Rivendichiamo il nostro diritto a vivere le città

Ancora una volta siamo costretti ad assistere a misure di ordinaria repressione nelle nostre città a danno di tutte quelle espressioni autonome che stanno di fatto sopperendo alla carenza di servizi sociali e di soddisfacimento di tutti quei bisogni negati dal sistema economico dominante.

L’ossessione per le politiche securitarie, che ormai accomuna da anni governi e amministrazioni di centrosx e centrodx, sta dando i suoi frutti: frontiere presidiate militarmente, ronde nelle città contro chiunque non appartenga alla “sacra” comunità locale, ordinanze contro i settori più fragili ed emarginati della società, sgomberi di spazi sociali autogestiti, mito del decoro urbano o, meglio, del decoro sociale.

Le città nel frattempo si stanno trasformando in enormi agglomerati extraurbani dove da anni si è spostata la maggior parte della popolazione impossibilitata ad abitare in centro a causa di una vita sempre più cara.

I centri storici sono vuoti o ridotti a mero spazio commerciale ad uso e consumo di una vorace industria del turismo che porta soldi in poche tasche e tanta precarietà e sfruttamento per troppi.

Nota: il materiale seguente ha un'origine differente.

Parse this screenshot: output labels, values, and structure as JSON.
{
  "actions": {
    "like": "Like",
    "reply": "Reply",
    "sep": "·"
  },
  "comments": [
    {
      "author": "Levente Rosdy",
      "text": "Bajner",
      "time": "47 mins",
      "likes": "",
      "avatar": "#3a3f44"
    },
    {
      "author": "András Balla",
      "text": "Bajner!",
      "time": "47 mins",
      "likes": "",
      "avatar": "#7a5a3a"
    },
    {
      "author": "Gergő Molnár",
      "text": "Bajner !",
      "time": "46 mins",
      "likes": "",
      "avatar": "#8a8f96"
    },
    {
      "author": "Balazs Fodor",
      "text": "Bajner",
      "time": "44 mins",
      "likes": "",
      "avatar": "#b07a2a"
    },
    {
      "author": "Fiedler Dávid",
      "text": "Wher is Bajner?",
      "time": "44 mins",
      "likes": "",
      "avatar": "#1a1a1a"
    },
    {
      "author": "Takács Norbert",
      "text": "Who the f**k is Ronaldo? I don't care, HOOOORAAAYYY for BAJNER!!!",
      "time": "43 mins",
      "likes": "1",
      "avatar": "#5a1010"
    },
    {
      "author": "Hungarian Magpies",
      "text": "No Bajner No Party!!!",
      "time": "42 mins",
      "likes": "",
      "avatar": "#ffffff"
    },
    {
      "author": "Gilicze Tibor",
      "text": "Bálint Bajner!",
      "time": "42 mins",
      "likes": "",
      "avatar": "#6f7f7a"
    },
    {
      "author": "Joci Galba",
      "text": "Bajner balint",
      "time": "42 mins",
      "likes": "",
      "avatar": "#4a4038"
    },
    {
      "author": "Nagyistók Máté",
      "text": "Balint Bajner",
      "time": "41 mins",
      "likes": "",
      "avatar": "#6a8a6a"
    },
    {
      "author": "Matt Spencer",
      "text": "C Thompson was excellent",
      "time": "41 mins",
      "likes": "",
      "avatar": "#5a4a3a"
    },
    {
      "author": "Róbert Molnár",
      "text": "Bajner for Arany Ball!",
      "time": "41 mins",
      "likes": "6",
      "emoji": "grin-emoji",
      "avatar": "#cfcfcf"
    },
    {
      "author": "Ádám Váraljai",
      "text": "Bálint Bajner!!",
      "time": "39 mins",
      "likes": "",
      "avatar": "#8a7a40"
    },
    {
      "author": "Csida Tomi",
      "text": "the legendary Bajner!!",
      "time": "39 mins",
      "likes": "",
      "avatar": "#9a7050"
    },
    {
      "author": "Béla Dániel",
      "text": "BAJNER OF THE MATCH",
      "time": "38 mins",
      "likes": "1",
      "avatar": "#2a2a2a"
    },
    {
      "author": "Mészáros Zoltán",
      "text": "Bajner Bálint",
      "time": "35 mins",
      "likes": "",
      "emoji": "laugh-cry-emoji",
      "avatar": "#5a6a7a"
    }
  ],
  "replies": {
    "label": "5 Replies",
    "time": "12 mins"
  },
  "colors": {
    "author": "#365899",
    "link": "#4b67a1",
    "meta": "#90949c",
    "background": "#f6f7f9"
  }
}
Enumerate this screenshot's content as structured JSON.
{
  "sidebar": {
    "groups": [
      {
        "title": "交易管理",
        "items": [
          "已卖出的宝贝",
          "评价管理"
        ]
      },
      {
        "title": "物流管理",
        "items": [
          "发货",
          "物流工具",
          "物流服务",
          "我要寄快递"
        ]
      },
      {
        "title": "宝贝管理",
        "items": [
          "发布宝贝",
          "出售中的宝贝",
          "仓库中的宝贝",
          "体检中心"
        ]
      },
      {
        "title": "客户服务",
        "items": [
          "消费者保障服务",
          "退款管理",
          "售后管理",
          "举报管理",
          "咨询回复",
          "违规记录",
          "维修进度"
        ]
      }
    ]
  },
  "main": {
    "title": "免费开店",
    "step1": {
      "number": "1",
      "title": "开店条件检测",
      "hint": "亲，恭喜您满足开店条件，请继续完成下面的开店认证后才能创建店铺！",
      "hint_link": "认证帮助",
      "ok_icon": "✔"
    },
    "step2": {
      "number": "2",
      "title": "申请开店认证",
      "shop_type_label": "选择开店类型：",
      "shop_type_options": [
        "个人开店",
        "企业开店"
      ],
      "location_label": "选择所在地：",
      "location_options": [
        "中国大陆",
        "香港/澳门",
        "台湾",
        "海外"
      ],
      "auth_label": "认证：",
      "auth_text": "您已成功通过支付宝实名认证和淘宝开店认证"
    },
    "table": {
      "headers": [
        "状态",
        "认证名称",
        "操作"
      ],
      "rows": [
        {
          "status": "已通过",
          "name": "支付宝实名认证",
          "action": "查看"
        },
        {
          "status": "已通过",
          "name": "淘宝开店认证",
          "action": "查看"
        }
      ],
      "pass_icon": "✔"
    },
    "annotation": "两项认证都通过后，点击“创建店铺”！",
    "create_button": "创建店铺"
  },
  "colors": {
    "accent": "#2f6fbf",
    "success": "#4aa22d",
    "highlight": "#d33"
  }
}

Nel cuore della città di Bologna è stato appena sgomberato manu militari lo spazio sociale Làbas, un importante punto di riferimento per quelle fasce di popolazione a cui vengono negati bisogni sociali e beni che dovrebbero essere garantiti: un sano svago e la possibilità di socializzazione a cui l’essere umano naturalmente tende.

Subito dopo la repressione ha colpito un’altra entità autonoma bolognese, il Laboratorio Crash, protagonista di tante lotte come quelle contro il caro-mensa all’università di Bologna e più in generale contro la devastazione e saccheggio del territorio.

Questi atti repressivi rappresentano la volontà di privatizzare lo spazio pubblico cittadino. Non c’è più il diritto a vivere la città ma solo il dovere di obbedire alla catena di comando dei privati che spartiscono i loro interessi con i politicanti di turno.

Anche nel nostro territorio stiamo combattendo da 8 anni per rivendicare il diritto a ricostruire una città che sappia includere e non escludere; che sia a misura umana e non commerciale, una città in cui la sicurezza sia quella degli edifici e delle scuole e non quella del manganello e delle telecamere; una città che abbia un centro storico popolare e popolato alla portata di tutte e tutti.

E’ per questo che ci sentiamo vicini alle esperienze bolognesi vittime della violenza di uno Stato che soffoca ogni espressione non in linea con i dettami del libero mercato.

Siamo complici e solidali con il Làbas e il Crash! Alla legalità del potere dominante contrapponiamo la nostra illegalità diffusa fatta di solidarietà di classe, di lotta contro le devastazioni ambientali, per i diritti e contro ogni forma di oppressione e sfruttamento.